Je travaille depuis longtemps sur la valeur travail dans les pays européens. J'ai notamment publié en 2008, avec Lucie Davoine, au Centre d'études de l'emploi, une étude intitulée « Place et sens du travail en Europe : une singularité française ? » Nous avons constaté que les choses avaient évolué depuis Max Weber et son éthique du capitalisme, et que, désormais, le travail était plus valorisé dans les pays catholiques que dans les pays protestants, mais la spécificité française a deux autres explications. D'une part, nous connaissons depuis longtemps un très fort tôt de chômage, et plus le travail manque plus il est important ; d'autre part, la dimension post-matérialiste et expressive du travail, comme source d'épanouissement personnel, l'emporte de loin chez nos concitoyens sur sa dimension instrumentale – source de revenus et de sécurité. Nous sommes très différents en cela des Danois, des Britanniques ou des Néerlandais, qui ont un rapport plus pragmatique au travail. Je vous renvoie ici à un récent document du CREDOC, intitulé « Le loisir à l'ombre de la valeur travail », qui confirme cette analyse.
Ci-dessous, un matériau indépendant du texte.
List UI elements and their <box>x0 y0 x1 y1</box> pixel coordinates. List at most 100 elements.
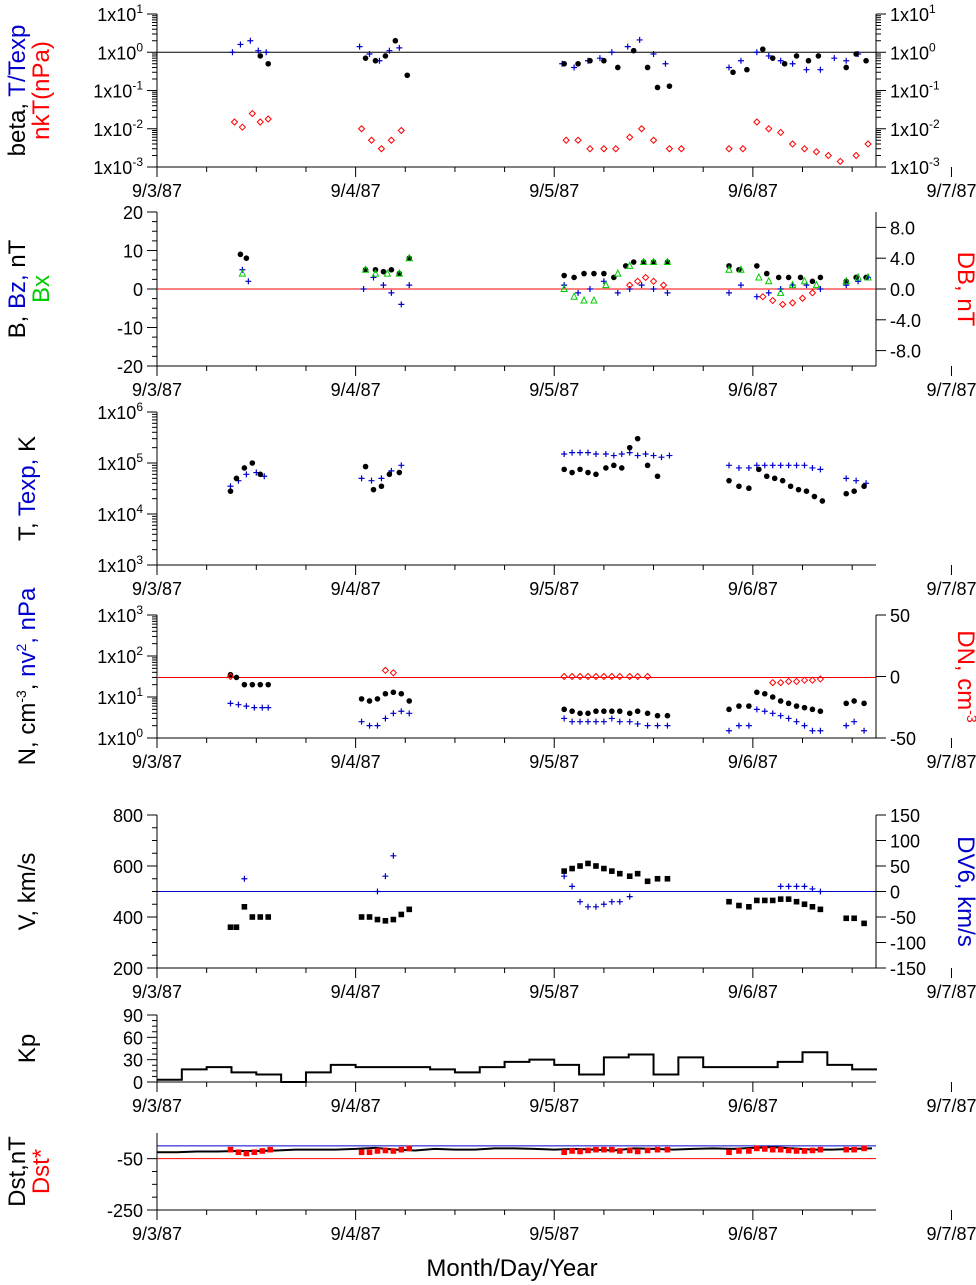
data-point <box>864 272 872 281</box>
data-point <box>634 720 641 727</box>
data-point <box>817 906 824 913</box>
data-point <box>374 916 381 923</box>
data-point <box>561 466 567 473</box>
data-point <box>616 870 623 877</box>
data-point <box>753 462 760 469</box>
data-point <box>600 672 608 681</box>
data-point <box>793 53 800 59</box>
data-point <box>666 83 673 89</box>
y-tick-label-right: -4.0 <box>890 311 921 331</box>
data-point <box>817 888 824 895</box>
data-point <box>650 286 657 292</box>
y-axis-label-left: B, Bz, nT <box>4 239 31 338</box>
data-point <box>812 280 821 289</box>
x-tick-label: 9/3/87 <box>132 1224 182 1244</box>
data-point <box>861 483 867 490</box>
data-point <box>649 277 658 286</box>
data-point <box>861 727 868 734</box>
data-point <box>726 706 732 713</box>
y-tick-label: 1x100 <box>97 726 143 749</box>
data-point <box>593 708 599 715</box>
x-tick-label: 9/6/87 <box>728 380 778 400</box>
data-point <box>634 452 641 459</box>
data-point <box>797 274 804 281</box>
data-point <box>265 681 272 688</box>
data-point <box>785 896 792 902</box>
data-point <box>568 672 576 681</box>
data-point <box>805 57 812 64</box>
data-point <box>561 1149 567 1156</box>
data-point <box>585 449 592 456</box>
y-tick-label-right: 50 <box>890 606 910 626</box>
data-point <box>616 718 623 725</box>
data-point <box>746 1148 752 1154</box>
data-point <box>777 462 784 469</box>
data-point <box>358 696 365 702</box>
data-point <box>663 257 672 266</box>
data-point <box>793 462 800 469</box>
data-point <box>243 255 250 261</box>
y-tick-label: 30 <box>123 1051 143 1071</box>
data-point <box>753 293 760 300</box>
data-point <box>726 1149 732 1156</box>
data-point <box>654 712 661 719</box>
data-point <box>803 66 810 73</box>
y-tick-label: 1x101 <box>97 685 143 708</box>
data-point <box>831 55 838 62</box>
data-point <box>562 136 570 144</box>
data-point <box>560 672 568 681</box>
data-point <box>249 681 256 688</box>
y-tick-label-right: -8.0 <box>890 342 921 362</box>
data-point <box>654 473 661 480</box>
data-point <box>736 483 742 490</box>
data-point <box>644 1147 651 1154</box>
data-point <box>801 901 808 908</box>
data-point <box>736 902 742 909</box>
data-point <box>800 145 809 153</box>
data-point <box>761 1146 768 1152</box>
data-point <box>235 701 242 708</box>
x-tick-label: 9/5/87 <box>529 579 579 599</box>
data-point <box>235 1149 242 1156</box>
data-point <box>396 44 403 51</box>
data-point <box>626 710 633 717</box>
data-point <box>643 672 652 681</box>
data-point <box>787 483 794 490</box>
data-point <box>634 708 641 715</box>
data-point <box>836 157 844 166</box>
data-point <box>644 64 651 71</box>
y-tick-label-right: 150 <box>890 806 920 826</box>
data-point <box>241 875 248 882</box>
x-tick-label: 9/5/87 <box>529 181 579 201</box>
data-point <box>785 700 792 707</box>
y-tick-label-right: 1x101 <box>890 2 936 25</box>
data-point <box>611 274 617 281</box>
data-point <box>817 466 824 473</box>
data-point <box>654 875 661 882</box>
data-point <box>793 883 800 890</box>
data-point <box>585 860 591 867</box>
data-point <box>237 251 244 258</box>
data-point <box>571 64 578 71</box>
x-tick-label: 9/7/87 <box>926 579 976 599</box>
data-point <box>803 282 810 289</box>
data-point <box>611 462 617 469</box>
data-point <box>781 60 788 67</box>
y-axis-label-left: V, km/s <box>14 853 41 931</box>
data-point <box>382 53 389 59</box>
data-point <box>227 488 234 494</box>
data-point <box>561 715 568 722</box>
data-point <box>785 462 792 469</box>
y-tick-label: 200 <box>113 959 143 979</box>
data-point <box>769 462 776 469</box>
data-point <box>662 60 669 67</box>
data-point <box>861 700 867 707</box>
data-point <box>737 57 744 64</box>
y-tick-label-right: 8.0 <box>890 218 915 238</box>
data-point <box>596 55 603 62</box>
data-point <box>398 708 405 715</box>
data-point <box>571 274 577 281</box>
data-point <box>243 471 250 478</box>
data-point <box>725 145 733 153</box>
data-point <box>406 698 413 704</box>
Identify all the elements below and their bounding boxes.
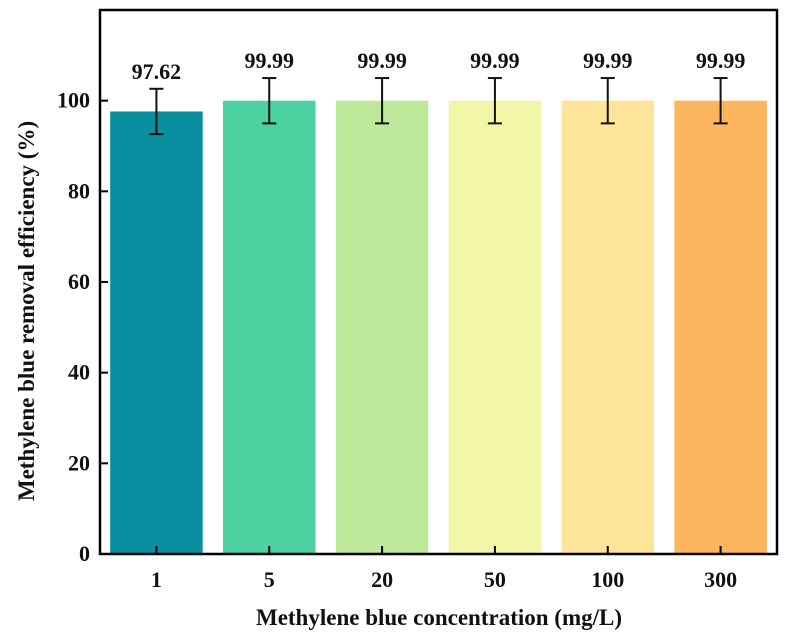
data-label: 99.99	[470, 48, 520, 73]
y-tick-label: 20	[68, 450, 90, 475]
x-tick-label: 20	[371, 567, 393, 592]
data-label: 99.99	[696, 48, 746, 73]
y-axis-title: Methylene blue removal efficiency (%)	[14, 121, 39, 501]
y-tick-label: 40	[68, 360, 90, 385]
plot-area: 0 20 40 60 80 100 97.62 1 99.99 5 99.99 20 99.99 50 99…	[57, 48, 767, 592]
plot-frame	[98, 8, 779, 556]
bar	[674, 100, 767, 554]
y-tick-label: 80	[68, 178, 90, 203]
y-tick-label: 100	[57, 88, 90, 113]
x-tick-label: 5	[264, 567, 275, 592]
bar	[448, 100, 542, 554]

Pour ce qui concerne l'indice de satisfaction des salariés non qualifiés par rapport à la RTT, j'insiste surtout sur les femmes non qualifiées qui, pour 40 % d'entre elles, n'en ont tiré aucun bénéfice. Il s'agit pour la plupart de salariées ayant des horaires de travail atypiques. La situation des femmes non qualifiées sans jeunes enfants s'est dégradée. Nous avons montré, avec mes collègues Marie Wierink et Marie-Odile Simon, dans une publication intitulé : « Pourquoi certaines femmes arrêtent-elles de travailler à la naissance d'un enfant ? », Premières synthèses 2003, que les femmes qui ont des horaires de travail atypiques sont contraintes de sortir de l'emploi à la naissance d'un enfant. La RTT a encore dégradé leurs conditions de travail parce qu'elle a rendu leurs horaires encore plus imprévisibles. Nous avons beaucoup travaillé, avec Gilbert Cette et Nicolas Dromel, sur la prévisibilité, et je confirme qu'il s'agit là d'un facteur de satisfaction essentiel.
J'attendais de la RTT qu'elle rééquilibre l'investissement des hommes et des femmes dans les activités domestiques. À part dans les couples bi-actifs où l'homme y a été contraint, cela n'a globalement pas été le cas.
La RTT a en effet dégradé les conditions de travail là où il y a eu modulation du temps de travail et dans les entreprises où l'application de la loi a été mal encadrée, à savoir les entreprises qui n'ont pas bénéficié des allègements parce qu'elles ne respectaient pas les conditions imposées par la loi Aubry I, notamment l'interdiction de modifier le décompte du temps de travail, et qu'elles n'ont pas recruté à due proportion.
En ce qui concerne les effets de la loi Aubry II sur la vie des salariés, aucune enquête de la DARES n'est venue les mesurer car le sujet était devenu tabou. Nous ne pouvons nous appuyer que sur des enquêtes qualitatives, qui confirment que, selon les secteurs, la mise en place de la RTT s'est faite dans de plus ou moins bonnes conditions pour les salariés.
Je confirme que les contraintes qui s'exercent sur les salariés sont très fortes à Paris et en Île-de-France. C'est ce qui incite, par exemple, les personnels des hôpitaux à privilégier, contre l'avis des syndicats, l'organisation du travail en douze heures, qui leur permet de libérer de longues plages de temps libre.
Si la France est si mal classée en matière de conciliation entre travail et vie familiale, c'est que c'est dans notre pays que les femmes avec enfant qui travaillent sont les plus nombreuses.
Le partage du travail se fait selon des modalités très différentes selon les pays, et le modèle allemand, souvent prôné, repose sur des temps complets très importants – plus de quarante et une heures hebdomadaires – mais essentiellement masculins. Les comparaisons faites par Coe-Rexecode sont donc selon moi un peu scandaleuses, car elles ne considèrent que le travail à temps complet, sans tenir compte des femmes. Les temps partiels en Allemagne sont courts et précaires ; en France, en partie grâce à la RTT, ils sont plus longs. Ma préférence va au modèle français.